И.А. Есаулов
Полемика о советской военной литературе в постсоветских изданиях как социокультурный феномен
Шестнадцать лет назад в журнале «Новый мир» (1994, №4) была опубликована моя статья «Сатанинские звезды и священная война: современный роман в контексте русской духовной традиции».
С одной стороны, она не осталась незамеченной. Например, сразу же была переведена на английский, переиздана в США. Позднее, в юбилейном обзоре истории журнала «Новый мир», опубликованном «Независимой газетой», который имел название «От Луначарского до Василевского», она была названа даже названа наиболее заметной за последние 10 лет в журнале.
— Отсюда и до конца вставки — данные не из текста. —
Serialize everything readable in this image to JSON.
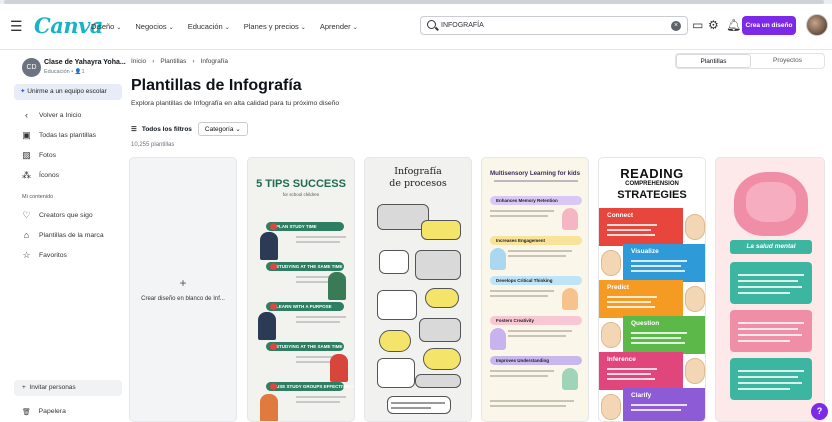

Более-менее общим местом постсоветской критики было убеждение, что статья является такой вехой, которая завершает «линию» Твардовского.
С другой же стороны, эта работа подверглась ожесточенной критике как в так называемых «демократических» кругах общественности Российской Федерации (особо отличился журнал «Знамя», где ей была посвящена огромная «разоблачительная» статья тогдашнего главного редактора «Вопросов литературы» Лазаря Лазарева «Былое и небылицы»), так и в «патриотических» (например, в журнале «Молодая гвардия»).
Почему? Потому что на литературном материале, на материале советской и постсоветской литературы о войне были поставлены некоторые нерешенные проблемы. Интересно здесь то, что за прошедшие 16 лет эти проблемы не разрешились, а наоборот, обострились. Именно поэтому прошедшую полемику вокруг военной литературы и можно рассматривать как вполне современный социокультурный феномен.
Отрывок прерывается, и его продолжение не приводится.